Joan could find nothing to say; the other girl's confidence had been so overpowering, it left her tongue-tied and stupid. Rose came back after a little silence and sat down opposite her again.
"I am sorry," she said, "I have talked you into a mood of black depression; never mind, perhaps you will have learnt something from it none the less. And meanwhile, things are going to be better for you; it is no loss having to leave Shamrock House, otherwise you might grow into the house as I have. You will have to see about getting a room to-morrow, and then if you can meet me in the afternoon, I will take you and introduce you to your job. It is quite a nice one, I hope you will like it."
Joan stood up. "I don't know what to say," she began; "you--oh, if only we could wipe out the past," she flamed into sudden rebellion, "and start afresh."

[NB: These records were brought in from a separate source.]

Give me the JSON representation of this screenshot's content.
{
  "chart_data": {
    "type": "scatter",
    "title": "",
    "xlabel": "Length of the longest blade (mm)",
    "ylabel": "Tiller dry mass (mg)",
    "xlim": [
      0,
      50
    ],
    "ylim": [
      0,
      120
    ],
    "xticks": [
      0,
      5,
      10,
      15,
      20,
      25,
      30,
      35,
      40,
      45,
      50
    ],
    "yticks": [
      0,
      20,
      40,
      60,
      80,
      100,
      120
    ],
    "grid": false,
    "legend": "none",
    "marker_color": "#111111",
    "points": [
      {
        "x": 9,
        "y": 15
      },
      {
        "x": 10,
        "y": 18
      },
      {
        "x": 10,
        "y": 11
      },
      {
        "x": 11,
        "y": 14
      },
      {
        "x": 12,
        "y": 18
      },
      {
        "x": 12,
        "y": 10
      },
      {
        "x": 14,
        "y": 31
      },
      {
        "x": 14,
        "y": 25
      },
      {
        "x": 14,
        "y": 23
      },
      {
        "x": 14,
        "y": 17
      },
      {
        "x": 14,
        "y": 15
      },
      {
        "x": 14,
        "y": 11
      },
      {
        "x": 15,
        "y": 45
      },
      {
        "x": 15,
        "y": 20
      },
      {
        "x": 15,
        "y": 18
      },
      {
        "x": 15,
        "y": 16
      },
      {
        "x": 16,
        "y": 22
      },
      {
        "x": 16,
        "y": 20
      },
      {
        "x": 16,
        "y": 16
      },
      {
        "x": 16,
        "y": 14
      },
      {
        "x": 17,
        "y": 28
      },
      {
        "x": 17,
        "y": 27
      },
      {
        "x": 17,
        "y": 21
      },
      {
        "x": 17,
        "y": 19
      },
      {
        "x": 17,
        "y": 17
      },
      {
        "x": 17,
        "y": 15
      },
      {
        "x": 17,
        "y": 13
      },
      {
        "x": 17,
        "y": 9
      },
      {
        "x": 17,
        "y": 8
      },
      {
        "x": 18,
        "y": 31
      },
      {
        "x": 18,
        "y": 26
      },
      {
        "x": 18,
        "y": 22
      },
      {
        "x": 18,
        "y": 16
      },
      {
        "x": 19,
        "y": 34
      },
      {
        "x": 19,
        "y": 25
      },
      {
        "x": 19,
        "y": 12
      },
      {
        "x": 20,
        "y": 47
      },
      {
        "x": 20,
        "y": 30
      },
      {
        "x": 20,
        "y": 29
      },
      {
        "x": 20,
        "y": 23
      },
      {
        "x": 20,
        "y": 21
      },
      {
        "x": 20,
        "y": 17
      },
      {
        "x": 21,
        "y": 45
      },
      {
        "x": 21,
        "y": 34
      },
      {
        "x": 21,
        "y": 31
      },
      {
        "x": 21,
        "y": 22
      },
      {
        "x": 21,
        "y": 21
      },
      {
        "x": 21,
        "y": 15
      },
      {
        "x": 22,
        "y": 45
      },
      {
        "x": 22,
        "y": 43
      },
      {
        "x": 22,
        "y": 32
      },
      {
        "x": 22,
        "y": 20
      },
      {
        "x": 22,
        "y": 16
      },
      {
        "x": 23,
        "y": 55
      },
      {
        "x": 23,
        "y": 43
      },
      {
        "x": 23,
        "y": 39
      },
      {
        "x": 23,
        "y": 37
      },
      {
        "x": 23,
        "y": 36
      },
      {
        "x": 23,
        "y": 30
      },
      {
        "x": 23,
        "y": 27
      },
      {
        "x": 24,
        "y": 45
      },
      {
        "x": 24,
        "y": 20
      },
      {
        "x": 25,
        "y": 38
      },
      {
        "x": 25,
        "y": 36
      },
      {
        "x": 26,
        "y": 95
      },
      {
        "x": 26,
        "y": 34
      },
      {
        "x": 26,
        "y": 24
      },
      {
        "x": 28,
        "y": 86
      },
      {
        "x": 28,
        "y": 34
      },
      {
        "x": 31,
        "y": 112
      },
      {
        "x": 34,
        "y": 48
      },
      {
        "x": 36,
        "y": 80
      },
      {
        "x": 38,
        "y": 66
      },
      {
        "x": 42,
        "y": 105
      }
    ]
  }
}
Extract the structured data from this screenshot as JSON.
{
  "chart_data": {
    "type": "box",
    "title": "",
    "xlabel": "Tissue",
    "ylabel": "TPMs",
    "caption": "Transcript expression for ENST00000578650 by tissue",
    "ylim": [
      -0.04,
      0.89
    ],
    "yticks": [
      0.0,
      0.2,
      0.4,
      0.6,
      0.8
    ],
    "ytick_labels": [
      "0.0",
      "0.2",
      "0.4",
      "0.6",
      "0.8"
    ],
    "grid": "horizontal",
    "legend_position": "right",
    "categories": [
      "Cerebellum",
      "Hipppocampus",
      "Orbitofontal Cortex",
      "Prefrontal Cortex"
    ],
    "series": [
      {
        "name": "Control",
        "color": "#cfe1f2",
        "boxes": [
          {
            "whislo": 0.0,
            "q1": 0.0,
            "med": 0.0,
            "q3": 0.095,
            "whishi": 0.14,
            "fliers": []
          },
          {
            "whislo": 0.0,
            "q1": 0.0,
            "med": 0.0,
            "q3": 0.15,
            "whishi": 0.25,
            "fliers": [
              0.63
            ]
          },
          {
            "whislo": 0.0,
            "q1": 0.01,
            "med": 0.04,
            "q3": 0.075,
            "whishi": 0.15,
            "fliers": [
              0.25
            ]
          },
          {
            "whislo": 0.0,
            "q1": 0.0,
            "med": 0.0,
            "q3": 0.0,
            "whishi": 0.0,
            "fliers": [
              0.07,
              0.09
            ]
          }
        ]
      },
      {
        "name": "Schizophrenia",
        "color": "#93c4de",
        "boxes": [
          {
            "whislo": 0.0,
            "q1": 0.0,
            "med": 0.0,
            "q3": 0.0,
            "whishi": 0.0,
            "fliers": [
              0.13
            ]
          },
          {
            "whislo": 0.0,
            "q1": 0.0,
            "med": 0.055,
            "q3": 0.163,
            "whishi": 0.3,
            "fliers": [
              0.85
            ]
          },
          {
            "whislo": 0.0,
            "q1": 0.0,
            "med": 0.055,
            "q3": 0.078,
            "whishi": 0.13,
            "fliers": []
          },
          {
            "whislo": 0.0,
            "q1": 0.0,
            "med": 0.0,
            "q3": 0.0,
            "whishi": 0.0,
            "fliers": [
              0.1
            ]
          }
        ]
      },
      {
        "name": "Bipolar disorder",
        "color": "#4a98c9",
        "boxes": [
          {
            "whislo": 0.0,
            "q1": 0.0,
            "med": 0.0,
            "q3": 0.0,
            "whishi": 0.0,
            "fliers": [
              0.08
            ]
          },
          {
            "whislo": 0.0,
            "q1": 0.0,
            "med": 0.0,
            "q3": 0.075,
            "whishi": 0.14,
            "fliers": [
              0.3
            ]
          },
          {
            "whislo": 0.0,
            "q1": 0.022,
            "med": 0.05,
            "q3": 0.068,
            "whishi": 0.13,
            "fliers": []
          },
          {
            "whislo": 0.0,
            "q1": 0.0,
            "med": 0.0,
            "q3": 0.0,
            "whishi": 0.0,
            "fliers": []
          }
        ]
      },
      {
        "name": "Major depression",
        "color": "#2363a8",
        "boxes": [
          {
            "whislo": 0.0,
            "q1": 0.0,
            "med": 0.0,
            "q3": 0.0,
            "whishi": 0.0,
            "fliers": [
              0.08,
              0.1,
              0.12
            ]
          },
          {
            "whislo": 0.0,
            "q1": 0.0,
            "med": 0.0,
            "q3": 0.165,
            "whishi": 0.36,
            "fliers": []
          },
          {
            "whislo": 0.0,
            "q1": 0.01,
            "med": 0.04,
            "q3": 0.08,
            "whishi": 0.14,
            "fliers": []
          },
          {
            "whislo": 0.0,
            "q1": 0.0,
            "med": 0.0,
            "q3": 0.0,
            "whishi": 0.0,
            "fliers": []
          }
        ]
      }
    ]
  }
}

Rose laughed. "I don't know about that," she said--the inevitable cigarette was in her mouth again--"_I_ for one would be very unwilling to lose a wisdom which has been so dearly bought."
CHAPTER XV
"No one has any more right to go about unhappy than he has to go about ill bred."
R. L. STEVENSON.
Joan was not to start her new work till the following Monday. She was to be typist--her first real post filled her with some degree of self-conscious pride--to the Editor of the _Evening Herald_. Rose had herself worked on the paper some years ago and was a friend of the Editor's.
"I want you to give a girl I know a chance, Mr. Strangman," she had pleaded; "she is clever and well-educated, but she needs experience.
Take her, there is a good man, while your slack time is on, and she will be game for anything when you get busy again."
Mr. Strangman twisted long nervous fingers into strange positions.